Charter Communications Inc. is waiting to see if the U.S. Court of Appeals for the Ninth Circuit in San Francisco will reconsider its decision upholding Santa Cruz County's denial of transfer.
The cable operator has petitioned for an en banc hearing — that is, a hearing before all of the courts' judges — of a Sept. 20 ruling by the appeals court. Attorneys for the operator argue the court was in "clear error of law" when it handed a franchise dispute victory to the local franchising authority.
The central California coastal county declined a transfer of ownership from Sonic Communications to Charter in 1997. The action was based on community concerns that Charter had paid so much for the 5,000-subscriber system that the new owner would be forced to raise rates to consumers to recover its investment.
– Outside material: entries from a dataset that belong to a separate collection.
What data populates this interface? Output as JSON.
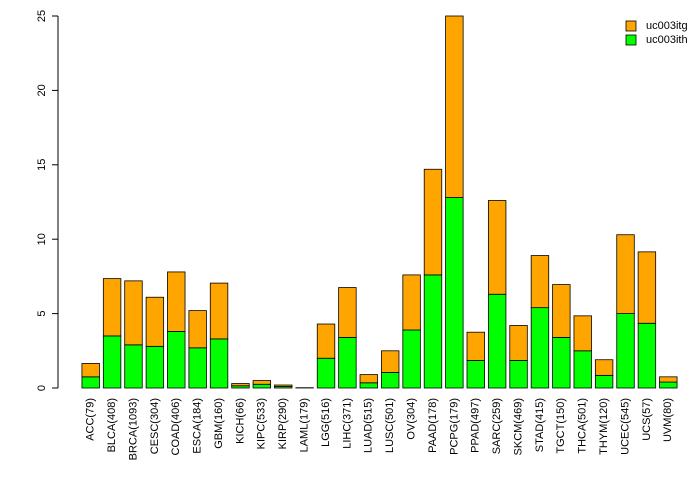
{
  "chart_data": {
    "type": "bar",
    "stacked": true,
    "categories": [
      "ACC(79)",
      "BLCA(408)",
      "BRCA(1093)",
      "CESC(304)",
      "COAD(406)",
      "ESCA(184)",
      "GBM(160)",
      "KICH(66)",
      "KIPC(533)",
      "KIRP(290)",
      "LAML(179)",
      "LGG(516)",
      "LIHC(371)",
      "LUAD(515)",
      "LUSC(501)",
      "OV(304)",
      "PAAD(178)",
      "PCPG(179)",
      "PPAD(497)",
      "SARC(259)",
      "SKCM(469)",
      "STAD(415)",
      "TGCT(150)",
      "THCA(501)",
      "THYM(120)",
      "UCEC(545)",
      "UCS(57)",
      "UVM(80)"
    ],
    "series": [
      {
        "name": "uc003ith",
        "color": "#00ff00",
        "values": [
          0.75,
          3.5,
          2.9,
          2.8,
          3.8,
          2.7,
          3.3,
          0.15,
          0.25,
          0.1,
          0.02,
          2.0,
          3.4,
          0.35,
          1.05,
          3.9,
          7.6,
          12.8,
          1.85,
          6.3,
          1.85,
          5.4,
          3.4,
          2.5,
          0.85,
          5.0,
          4.35,
          0.4
        ]
      },
      {
        "name": "uc003itg",
        "color": "#ffa500",
        "values": [
          0.9,
          3.85,
          4.3,
          3.3,
          4.0,
          2.5,
          3.75,
          0.15,
          0.25,
          0.1,
          0.0,
          2.3,
          3.35,
          0.55,
          1.45,
          3.7,
          7.1,
          12.2,
          1.9,
          6.3,
          2.35,
          3.5,
          3.55,
          2.35,
          1.05,
          5.3,
          4.8,
          0.35
        ]
      }
    ],
    "ylim": [
      0,
      25
    ],
    "yticks": [
      0,
      5,
      10,
      15,
      20,
      25
    ],
    "legend_position": "top-right",
    "legend_order": [
      "uc003itg",
      "uc003ith"
    ]
  }
}
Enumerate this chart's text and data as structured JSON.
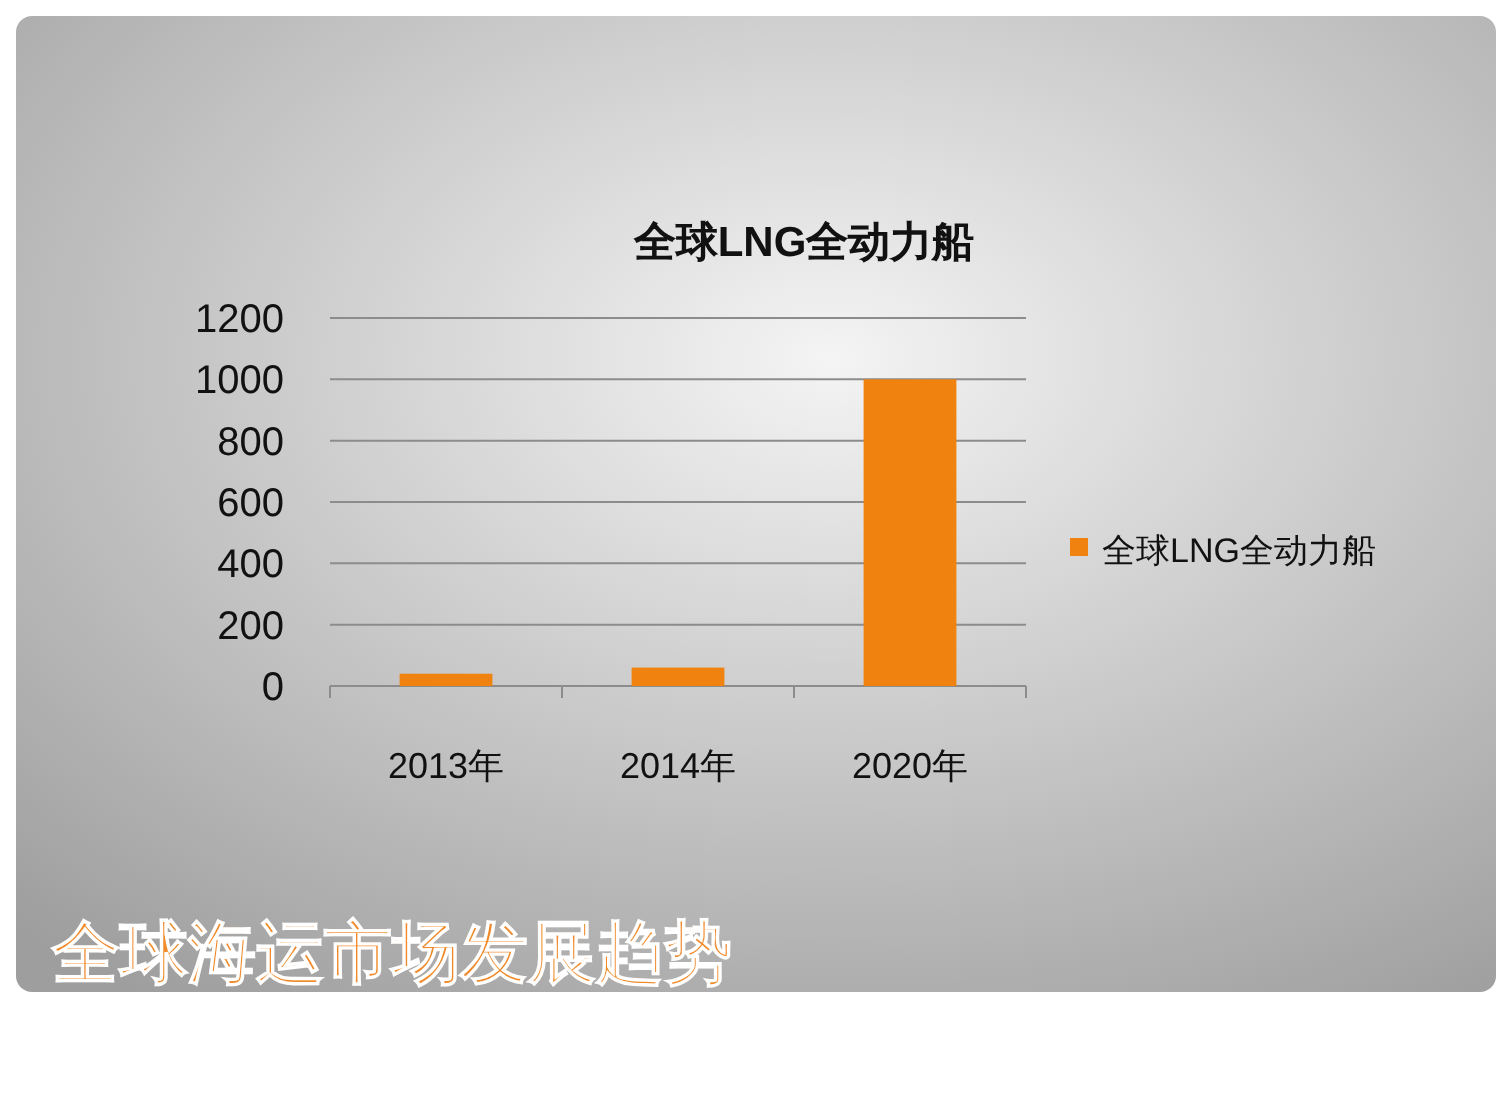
{
  "chart_data": {
    "type": "bar",
    "title": "全球LNG全动力船",
    "categories": [
      "2013年",
      "2014年",
      "2020年"
    ],
    "series": [
      {
        "name": "全球LNG全动力船",
        "color": "#f0820f",
        "values": [
          40,
          60,
          1000
        ]
      }
    ],
    "ylim": [
      0,
      1200
    ],
    "yticks": [
      0,
      200,
      400,
      600,
      800,
      1000,
      1200
    ],
    "grid": "y",
    "legend": "right",
    "annotations": [
      "全球海运市场发展趋势"
    ]
  }
}
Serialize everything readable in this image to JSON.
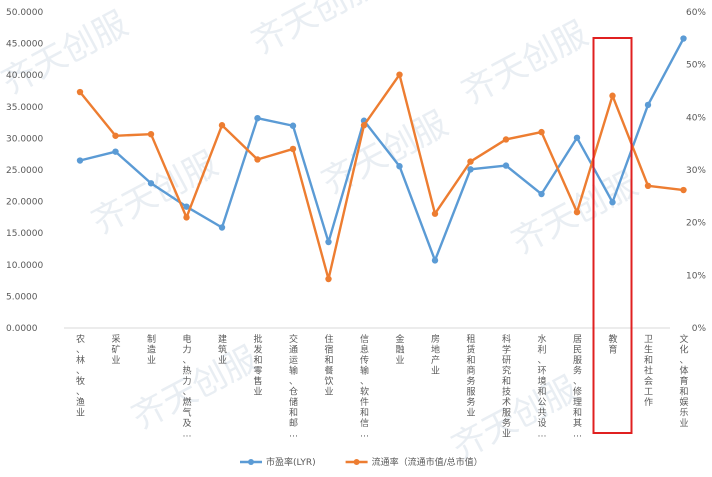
{
  "chart_data": {
    "type": "line",
    "categories": [
      "农、林、牧、渔业",
      "采矿业",
      "制造业",
      "电力、热力、燃气及…",
      "建筑业",
      "批发和零售业",
      "交通运输、仓储和邮…",
      "住宿和餐饮业",
      "信息传输、软件和信…",
      "金融业",
      "房地产业",
      "租赁和商务服务业",
      "科学研究和技术服务业",
      "水利、环境和公共设…",
      "居民服务、修理和其…",
      "教育",
      "卫生和社会工作",
      "文化、体育和娱乐业"
    ],
    "series": [
      {
        "name": "市盈率(LYR)",
        "axis": "left",
        "color": "#5b9bd5",
        "values": [
          26.5,
          27.9,
          22.9,
          19.2,
          15.9,
          33.2,
          32.0,
          13.6,
          32.8,
          25.6,
          10.7,
          25.1,
          25.7,
          21.2,
          30.1,
          19.9,
          35.3,
          45.8
        ]
      },
      {
        "name": "流通率（流通市值/总市值）",
        "axis": "right",
        "color": "#ed7d31",
        "values": [
          0.448,
          0.365,
          0.368,
          0.21,
          0.385,
          0.32,
          0.34,
          0.093,
          0.385,
          0.481,
          0.217,
          0.316,
          0.358,
          0.372,
          0.22,
          0.441,
          0.27,
          0.262
        ]
      }
    ],
    "left_axis": {
      "ylim": [
        0,
        50
      ],
      "ticks": [
        "0.0000",
        "5.0000",
        "10.0000",
        "15.0000",
        "20.0000",
        "25.0000",
        "30.0000",
        "35.0000",
        "40.0000",
        "45.0000",
        "50.0000"
      ]
    },
    "right_axis": {
      "ylim": [
        0,
        0.6
      ],
      "ticks": [
        "0%",
        "10%",
        "20%",
        "30%",
        "40%",
        "50%",
        "60%"
      ]
    },
    "grid": false,
    "legend": "bottom-center",
    "highlight": {
      "category_index": 15,
      "color": "#e02020"
    },
    "watermark": "齐天创服"
  }
}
Charter's petition, filed earlier this month, asserts the panel was in error because it did not acknowledge federal Cable Act timetables in its decision. Federal policy requires that cities act on transfer requests within 120 days and puts caps on franchise and other fees at 5 percent of gross revenue.
The operator has argued that the county's actions violated these standards. Charter refused to comply with demands that violated the Act — such as requiring a "processing" fee to compensate bureaucrats for the paperwork involved in examining Charter's transfer application — which lead to the denial, the company claimed.
Attorneys for the company also challenge court assertions that Charter "knowingly and voluntarily" waived its First Amendment rights when it entered its franchise agreement in Santa Cruz.
The court was wrong in relying on county counsel's word that assertions made during court arguments were factual, Charter's petition said.
A court clerk said the panel must gather to vote on whether to take en-banc petitions and that process, once begun, could take several days.